Клим Пантелеевич накинул плащ и, надвинув на глаза шляпу, вышел из номера. За ним поспешил Мяличкин.
На смену недавней холодной ночи с проливным дождем пришел теплый день с ласковым солнцем и по-летнему синим небом. Говорят, иногда такая погода может продержаться в Одессе до первых заморозков.
Пролетка неторопливо колесила по Дерибасовской в сторону улицы Гоголя. Адвокат, сидя в коляске с поднятым верхом, с интересом посматривал по сторонам. Витрины дорогих магазинов зазывали купить «самый лучший товар!», а прохожие, не обращая на них внимания, торопились куда-то по делам. Свежий воздух и шум близкого моря располагали к размышлениям: «Надо же, как странно устроена жизнь: взявшись за спокойное и совершенно, на первый взгляд, безобидное дело Маевского, я и представить себе не мог, чем все обернется. Нет, что-то нехорошее я предчувствовал и, по-моему, даже сказал об этом доктору Нижегородцеву. Но вот о том, что мне придется вновь оказаться на Водах, карабкаться по горам, а потом колесить по улицам Одессы, я уж точно не подозревал. А ведь кто-то там, наверху, уже заранее выстроил всю цепочку грядущих событий. И ему было хорошо известно, чем закончится вся эта карусель с таинственными убийствами, нежданными находками и бесконечными путешествиями. Мне иногда кажется, что чья-то невидимая рука ведет меня к цели. И до нее осталось совсем немного».

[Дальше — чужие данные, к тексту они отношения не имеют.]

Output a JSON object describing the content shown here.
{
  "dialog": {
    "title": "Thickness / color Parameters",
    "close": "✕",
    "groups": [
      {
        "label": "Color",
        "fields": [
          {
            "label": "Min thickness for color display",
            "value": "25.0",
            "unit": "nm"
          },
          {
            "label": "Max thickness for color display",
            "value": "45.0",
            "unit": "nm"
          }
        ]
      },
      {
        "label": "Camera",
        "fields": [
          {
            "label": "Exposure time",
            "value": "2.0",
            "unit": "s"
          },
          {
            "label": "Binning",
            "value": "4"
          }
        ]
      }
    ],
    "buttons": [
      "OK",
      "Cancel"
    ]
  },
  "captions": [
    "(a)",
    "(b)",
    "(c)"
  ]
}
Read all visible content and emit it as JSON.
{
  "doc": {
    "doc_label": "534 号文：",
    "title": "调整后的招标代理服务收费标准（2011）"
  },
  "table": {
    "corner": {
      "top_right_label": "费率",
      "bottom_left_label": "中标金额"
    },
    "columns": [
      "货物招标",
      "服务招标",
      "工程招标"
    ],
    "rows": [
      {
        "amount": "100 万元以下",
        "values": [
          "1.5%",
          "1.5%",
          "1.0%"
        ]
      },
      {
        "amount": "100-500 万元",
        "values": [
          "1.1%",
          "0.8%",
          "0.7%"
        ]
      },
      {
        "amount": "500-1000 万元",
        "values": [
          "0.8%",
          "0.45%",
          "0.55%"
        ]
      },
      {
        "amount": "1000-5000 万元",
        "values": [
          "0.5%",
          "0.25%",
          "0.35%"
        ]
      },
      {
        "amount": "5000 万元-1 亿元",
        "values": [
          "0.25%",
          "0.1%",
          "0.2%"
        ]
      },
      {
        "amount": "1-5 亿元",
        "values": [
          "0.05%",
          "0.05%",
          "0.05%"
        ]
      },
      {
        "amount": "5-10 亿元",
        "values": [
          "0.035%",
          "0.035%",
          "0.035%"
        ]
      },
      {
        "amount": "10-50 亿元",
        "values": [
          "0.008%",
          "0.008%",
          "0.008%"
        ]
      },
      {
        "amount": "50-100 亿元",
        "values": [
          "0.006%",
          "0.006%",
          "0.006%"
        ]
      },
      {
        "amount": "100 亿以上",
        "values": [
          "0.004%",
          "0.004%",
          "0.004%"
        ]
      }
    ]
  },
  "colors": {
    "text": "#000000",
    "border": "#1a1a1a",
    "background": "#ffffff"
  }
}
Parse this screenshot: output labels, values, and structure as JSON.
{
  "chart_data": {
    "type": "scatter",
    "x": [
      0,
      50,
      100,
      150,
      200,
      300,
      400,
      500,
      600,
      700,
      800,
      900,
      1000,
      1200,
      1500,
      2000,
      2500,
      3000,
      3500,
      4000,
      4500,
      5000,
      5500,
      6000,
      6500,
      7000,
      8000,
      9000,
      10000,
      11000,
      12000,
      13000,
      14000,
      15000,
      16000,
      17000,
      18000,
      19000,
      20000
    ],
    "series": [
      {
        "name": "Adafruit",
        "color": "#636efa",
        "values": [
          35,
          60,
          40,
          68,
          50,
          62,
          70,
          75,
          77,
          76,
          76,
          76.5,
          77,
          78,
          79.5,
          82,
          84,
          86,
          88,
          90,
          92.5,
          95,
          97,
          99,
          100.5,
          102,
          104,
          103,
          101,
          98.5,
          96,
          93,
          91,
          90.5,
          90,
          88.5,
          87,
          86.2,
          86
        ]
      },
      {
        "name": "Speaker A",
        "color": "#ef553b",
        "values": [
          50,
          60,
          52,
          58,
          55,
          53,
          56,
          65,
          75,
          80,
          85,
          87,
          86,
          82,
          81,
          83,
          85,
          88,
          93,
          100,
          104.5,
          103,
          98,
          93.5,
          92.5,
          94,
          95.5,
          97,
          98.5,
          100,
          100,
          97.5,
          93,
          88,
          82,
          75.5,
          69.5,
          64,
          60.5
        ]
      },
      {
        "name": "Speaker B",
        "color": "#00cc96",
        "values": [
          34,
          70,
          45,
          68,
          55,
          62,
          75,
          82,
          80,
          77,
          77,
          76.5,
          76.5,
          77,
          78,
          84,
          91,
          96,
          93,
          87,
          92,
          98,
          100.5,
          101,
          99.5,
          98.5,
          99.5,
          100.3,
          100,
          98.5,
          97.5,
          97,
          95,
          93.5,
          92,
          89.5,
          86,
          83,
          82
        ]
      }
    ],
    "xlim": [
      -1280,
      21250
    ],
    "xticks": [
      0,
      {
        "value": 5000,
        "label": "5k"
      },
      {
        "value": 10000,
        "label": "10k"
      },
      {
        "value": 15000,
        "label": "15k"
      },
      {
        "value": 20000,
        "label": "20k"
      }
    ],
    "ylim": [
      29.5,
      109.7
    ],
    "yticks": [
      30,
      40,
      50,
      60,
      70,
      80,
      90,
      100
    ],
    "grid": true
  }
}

Фаэтон остановился. Расплатившись с возницей, капитан и присяжный поверенный зашагали к двухэтажному зданию карантинной больницы Одесского порта. Выстроенное еще в самом начале XIX века, оно являло собой типичный образчик русского ампира. Анатомический театр прятался в закругленной части здания, точнее, в его полуподвале.
Мяличкин первым спустился по ступенькам и потянул за кованое кольцо дверной ручки. Но тщетно. Видимо, изнутри задвинули щеколду. Электрического звонка не было, но обнаружился рычаг механического звонка. Провернув его пару раз, капитан достал папиросу и закурил. Наконец с той стороны послышалось чье-то недовольное бурчание, и, скрипнув заржавелыми петлями, тяжелая, покрывшаяся у основания зеленым мхом старая дубовая дверь отворилась. На пороге появился сторож со всклоченными волосами. Мятое небритое лицо и водочный перегар свидетельствовали о его безграничной преданности Бахусу. Увидев двух прилично одетых господ, он виновато прокашлялся и осведомился:
— Що потрибно, пановэ?
— Второго дня к вам поступили два безымянных трупа. Один — бродяга в лохмотьях, а другой — прилично одетый господин. Вот к нему нас и веди, — распорядился Мяличкин.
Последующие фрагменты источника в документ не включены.